Aan de oevers van de Maas, op een industrieterrein precies tussen Rotterdam en Schiedam, trekt een oudere versie van de ParkShuttle de aandacht. In een grote container vult een jongen van Check lege accu’s aan de lader en verderop staan een hyperlooptunnel en wat slimme verkeerslichten opgesteld. Welkom op het Future Mobility Park, de eerste commerciële test- en leeromgeving voor vernieuwende mobiliteitsvormen van Nederland.
Autonoom vervoer krijgt vorm in Rotterdam
“Kijk”, zegt directeur Lucien Linders enthousiast, terwijl hij vanuit de controlroom naar een computerbeeldscherm wijst. De controlroom in een kleine container is sinds juli 2022 het hart van het mobiliteitspark. Op het beeldscherm zien we hoe Alwin Bakker, oprichter van het Park en directeur van het Future Mobility Network, komt aangelopen.
Een vierkant met allerlei cijfers omcirkelt hem. Dit zijn ‘de ogen van een automatisch voertuig’. Het werkt via LiDAR-technologie, waarbij laserpulsen de afstand tot een object bepalen. Een bezoeker verwondert zich over wat hij ziet en maakt een foto.
Bekijk ook de beeldreportage: Innovatief mobiliteitspark in Rotterdam
Van Delft en Londen naar Rotterdam
Terwiijl Linders koffie is gaan zetten en Bakker weer naar binnen is gekomen, vertelt hij dat hij zich sinds 2016 al bezighoudt met automatisch vervoer.
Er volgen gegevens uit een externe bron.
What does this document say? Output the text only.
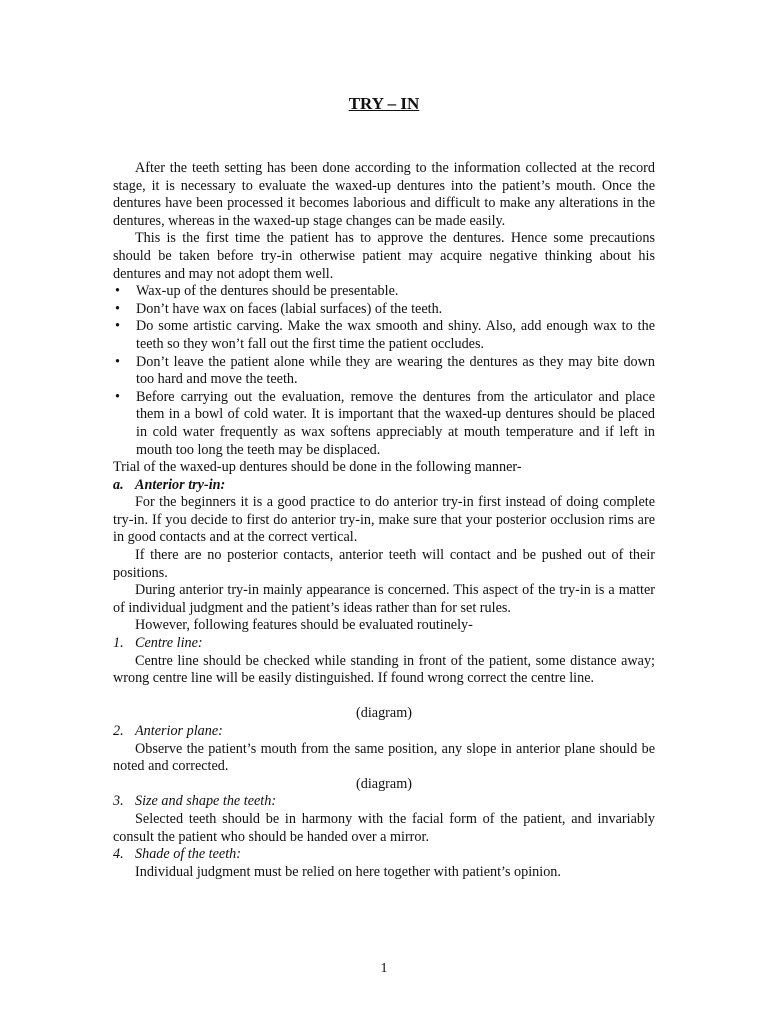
TRY – IN

After the teeth setting has been done according to the information collected at the record stage, it is necessary to evaluate the waxed-up dentures into the patient’s mouth. Once the dentures have been processed it becomes laborious and difficult to make any alterations in the dentures, whereas in the waxed-up stage changes can be made easily.

This is the first time the patient has to approve the dentures. Hence some precautions should be taken before try-in otherwise patient may acquire negative thinking about his dentures and may not adopt them well.

• Wax-up of the dentures should be presentable.
• Don’t have wax on faces (labial surfaces) of the teeth.
• Do some artistic carving. Make the wax smooth and shiny. Also, add enough wax to the teeth so they won’t fall out the first time the patient occludes.
• Don’t leave the patient alone while they are wearing the dentures as they may bite down too hard and move the teeth.
• Before carrying out the evaluation, remove the dentures from the articulator and place them in a bowl of cold water. It is important that the waxed-up dentures should be placed in cold water frequently as wax softens appreciably at mouth temperature and if left in mouth too long the teeth may be displaced.

Trial of the waxed-up dentures should be done in the following manner-

a. Anterior try-in:

For the beginners it is a good practice to do anterior try-in first instead of doing complete try-in. If you decide to first do anterior try-in, make sure that your posterior occlusion rims are in good contacts and at the correct vertical.

If there are no posterior contacts, anterior teeth will contact and be pushed out of their positions.

During anterior try-in mainly appearance is concerned. This aspect of the try-in is a matter of individual judgment and the patient’s ideas rather than for set rules.

However, following features should be evaluated routinely-

1. Centre line:

Centre line should be checked while standing in front of the patient, some distance away; wrong centre line will be easily distinguished. If found wrong correct the centre line.

(diagram)

2. Anterior plane:

Observe the patient’s mouth from the same position, any slope in anterior plane should be noted and corrected.

(diagram)

3. Size and shape the teeth:

Selected teeth should be in harmony with the facial form of the patient, and invariably consult the patient who should be handed over a mirror.

4. Shade of the teeth:

Individual judgment must be relied on here together with patient’s opinion.

1
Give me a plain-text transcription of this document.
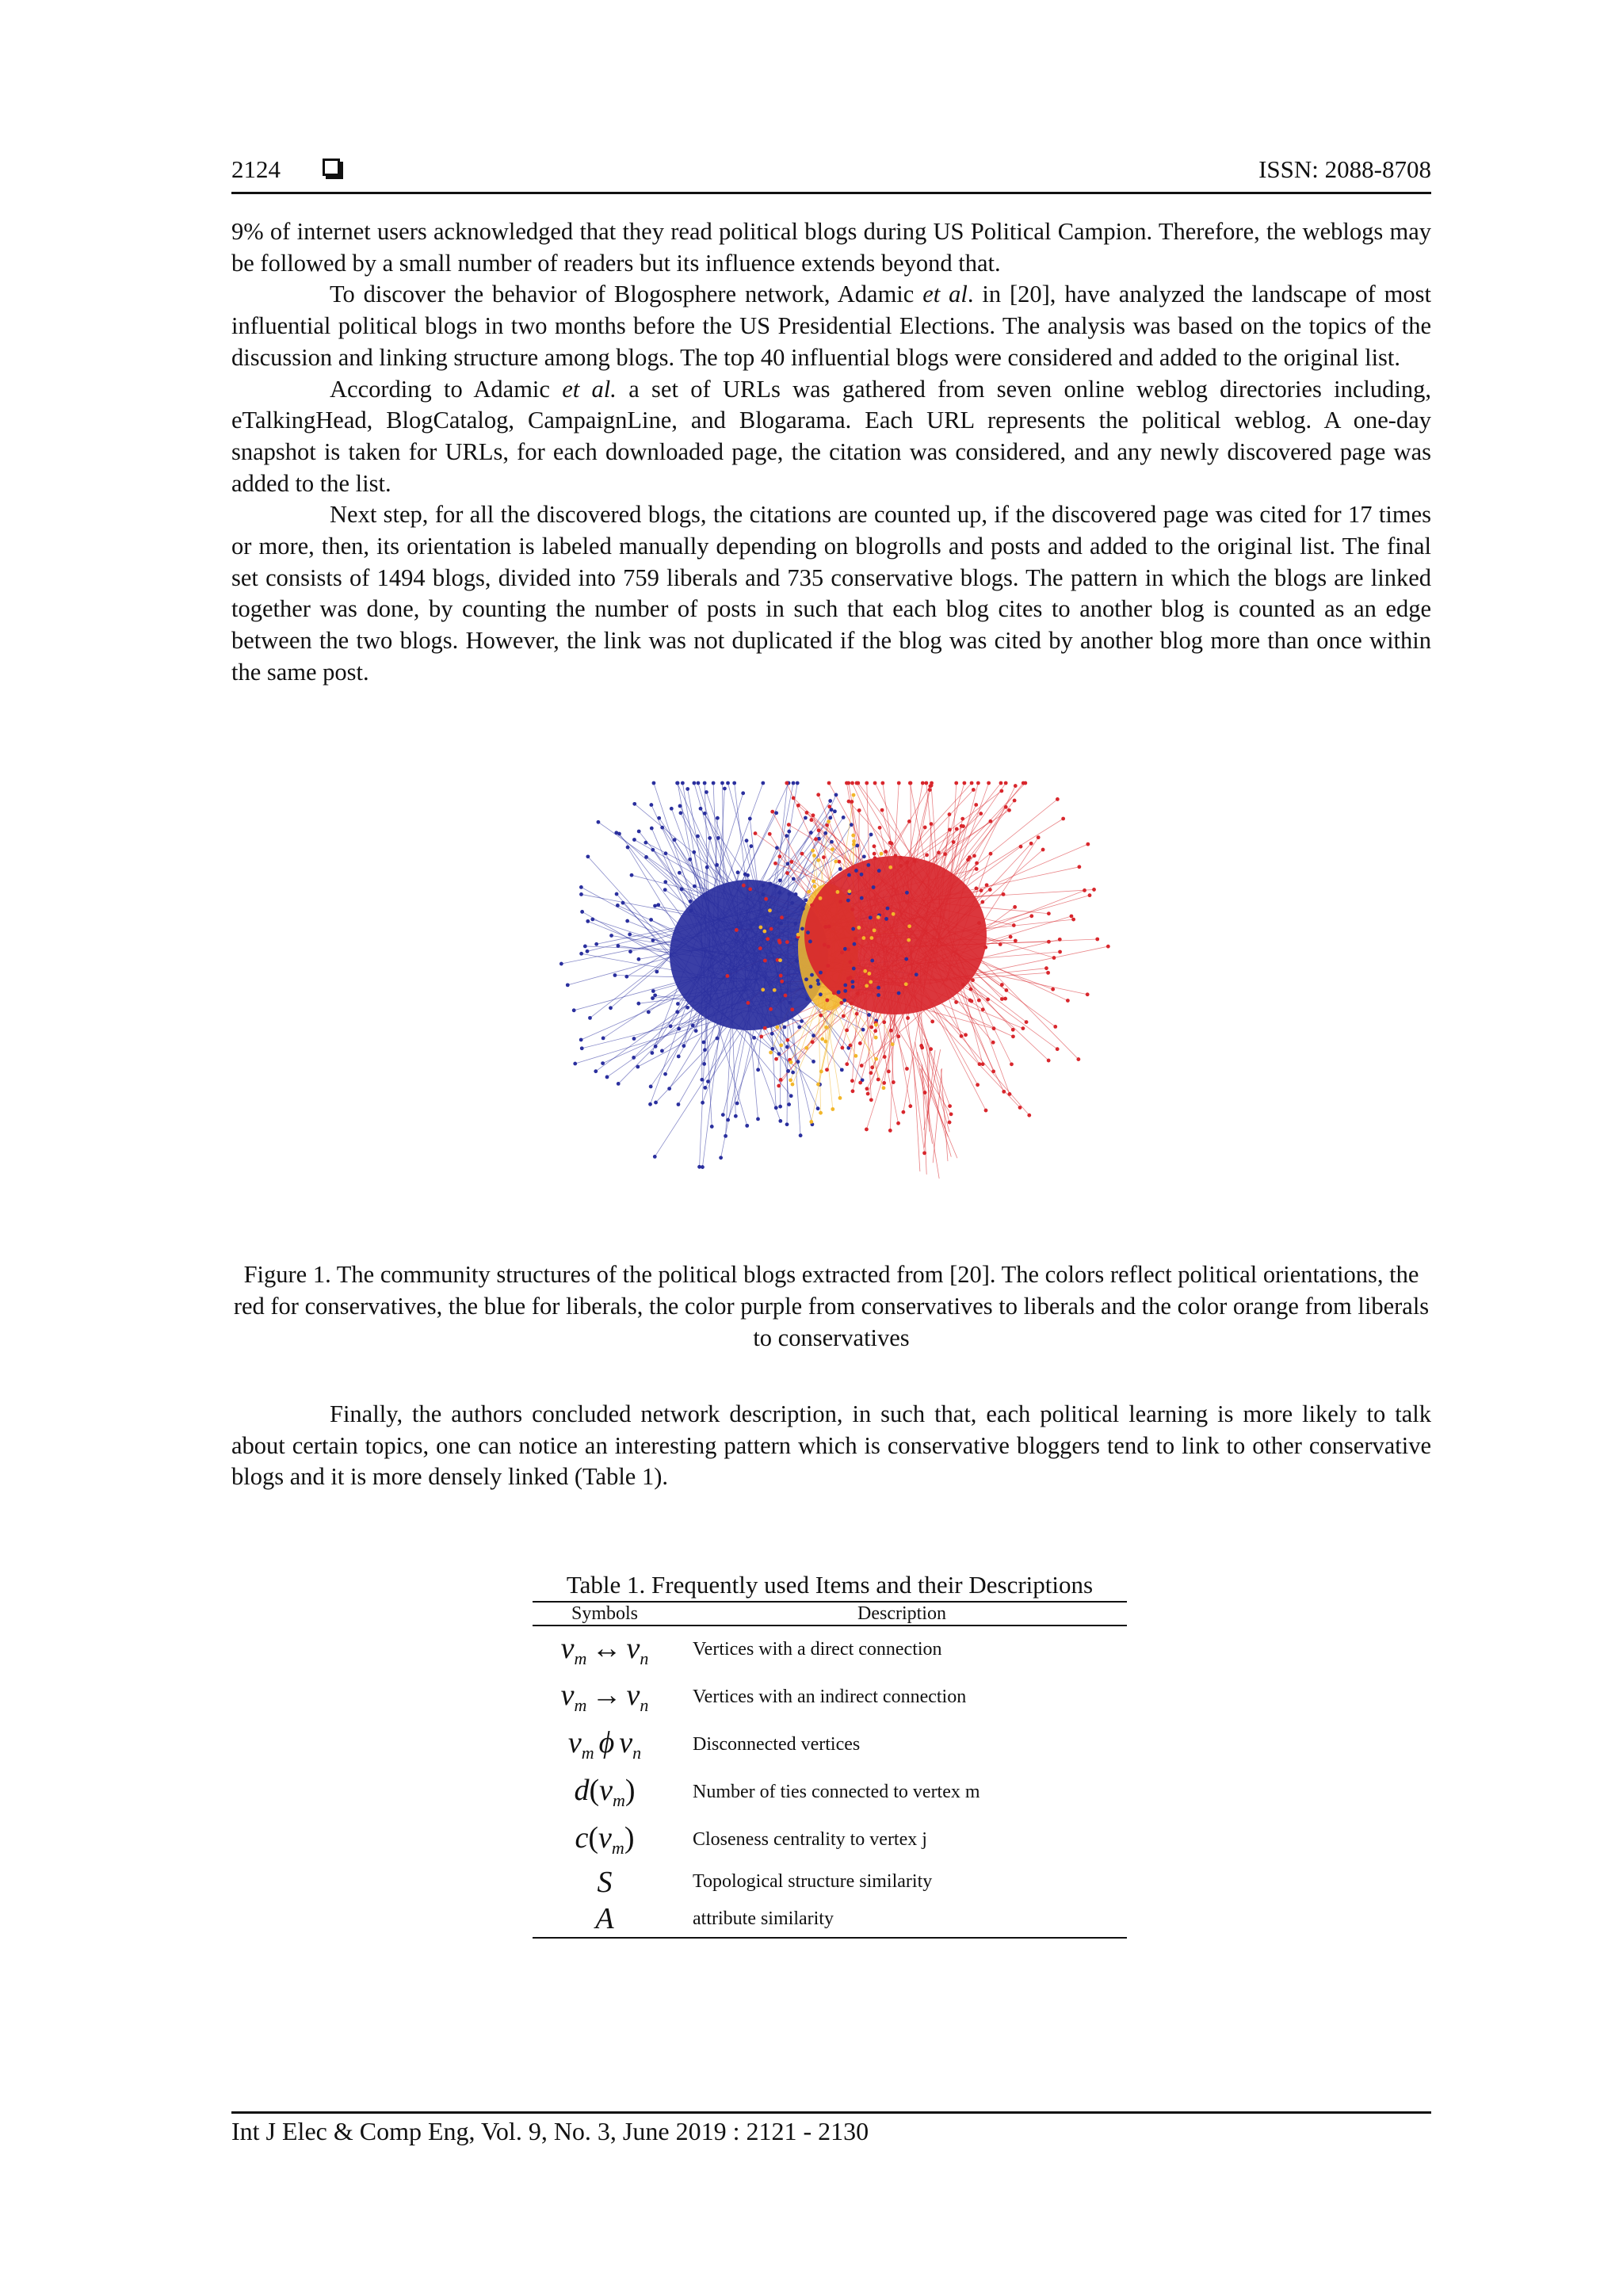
2124	ISSN: 2088-8708

9% of internet users acknowledged that they read political blogs during US Political Campion. Therefore, the weblogs may be followed by a small number of readers but its influence extends beyond that.

To discover the behavior of Blogosphere network, Adamic et al. in [20], have analyzed the landscape of most influential political blogs in two months before the US Presidential Elections. The analysis was based on the topics of the discussion and linking structure among blogs. The top 40 influential blogs were considered and added to the original list.

According to Adamic et al. a set of URLs was gathered from seven online weblog directories including, eTalkingHead, BlogCatalog, CampaignLine, and Blogarama. Each URL represents the political weblog. A one-day snapshot is taken for URLs, for each downloaded page, the citation was considered, and any newly discovered page was added to the list.

Next step, for all the discovered blogs, the citations are counted up, if the discovered page was cited for 17 times or more, then, its orientation is labeled manually depending on blogrolls and posts and added to the original list. The final set consists of 1494 blogs, divided into 759 liberals and 735 conservative blogs. The pattern in which the blogs are linked together was done, by counting the number of posts in such that each blog cites to another blog is counted as an edge between the two blogs. However, the link was not duplicated if the blog was cited by another blog more than once within the same post.

Figure 1. The community structures of the political blogs extracted from [20]. The colors reflect political orientations, the red for conservatives, the blue for liberals, the color purple from conservatives to liberals and the color orange from liberals to conservatives

Finally, the authors concluded network description, in such that, each political learning is more likely to talk about certain topics, one can notice an interesting pattern which is conservative bloggers tend to link to other conservative blogs and it is more densely linked (Table 1).

Table 1. Frequently used Items and their Descriptions
Symbols	Description
$v_m$ ↔ $v_n$	Vertices with a direct connection
$v_m \to v_n$	Vertices with an indirect connection
$v_m$ ϕ $v_n$	Disconnected vertices
$d(v_m)$	Number of ties connected to vertex m
$c(v_m)$	Closeness centrality to vertex j
S	Topological structure similarity
A	attribute similarity
Int J Elec & Comp Eng, Vol. 9, No. 3, June 2019 : 2121 - 2130
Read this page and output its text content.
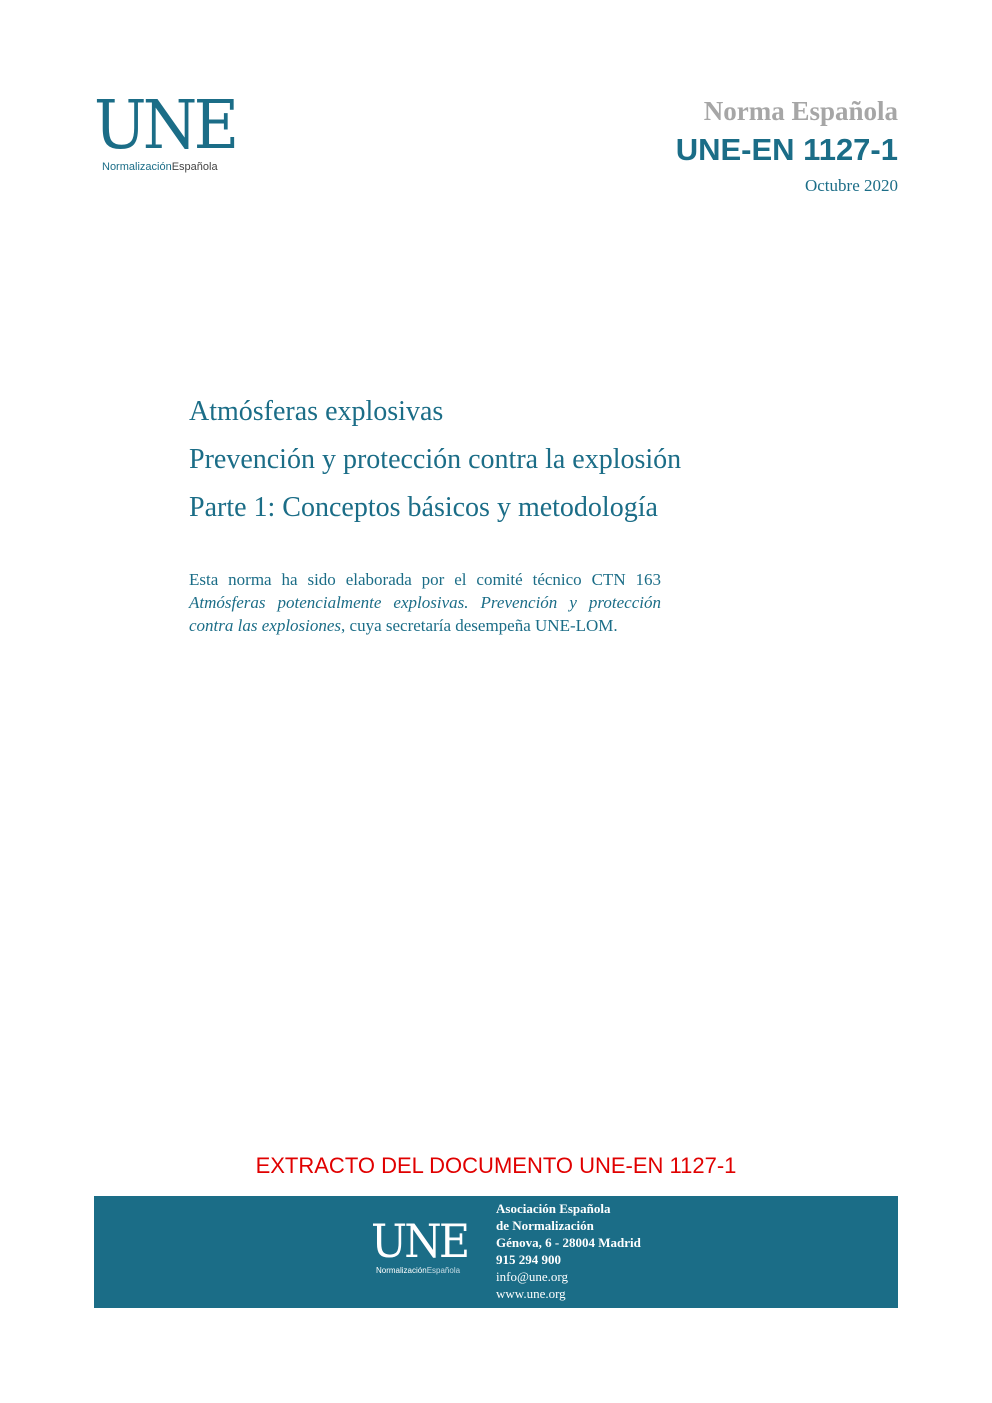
UNE
NormalizaciónEspañola
Norma Española
UNE-EN 1127-1
Octubre 2020
Atmósferas explosivas
Prevención y protección contra la explosión
Parte 1: Conceptos básicos y metodología
Esta norma ha sido elaborada por el comité técnico CTN 163 Atmósferas potencialmente explosivas. Prevención y protección contra las explosiones, cuya secretaría desempeña UNE-LOM.
EXTRACTO DEL DOCUMENTO UNE-EN 1127-1
UNE
NormalizaciónEspañola
Asociación Española
de Normalización
Génova, 6 - 28004 Madrid
915 294 900
info@une.org
www.une.org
Destijds was Bakker met zijn startup The Future Mobility Network gevestigd op campusterrein The Green Village aan de TU Delft, waar ook hyperloopteam Hardt zijn oorsprong vond. “In Delft deden we veel onderzoek, maar voor opschaling is samenwerking met het bedrijfsleven nodig. Ik merkte dat iedereen vooral praatte over innovatieve mobiliteit, maar dat niemand die stap zette. Toen dacht ik: laat ik het gewoon doen.”
Directeur Lucien Linders staat ook met de poten in de klei: ‘Soms moet ik zelf kabelgoten graven'
En zo richtte hij het Future Mobility Park op, een stichting waarvan bedrijven, overheden en kennisinstellingen lid kunnen worden. “Het Network wil robotisering realiseren en zet systemen neer. Om dat mogelijk te maken moet je praktijktesten houden. Dat kan op dit park. We hebben veel moeten investeren, maar dat is niet erg: het is mijn droom om innovatie aan te jagen. We zijn een whitelabel, hebben geen belang bij één leverancier.”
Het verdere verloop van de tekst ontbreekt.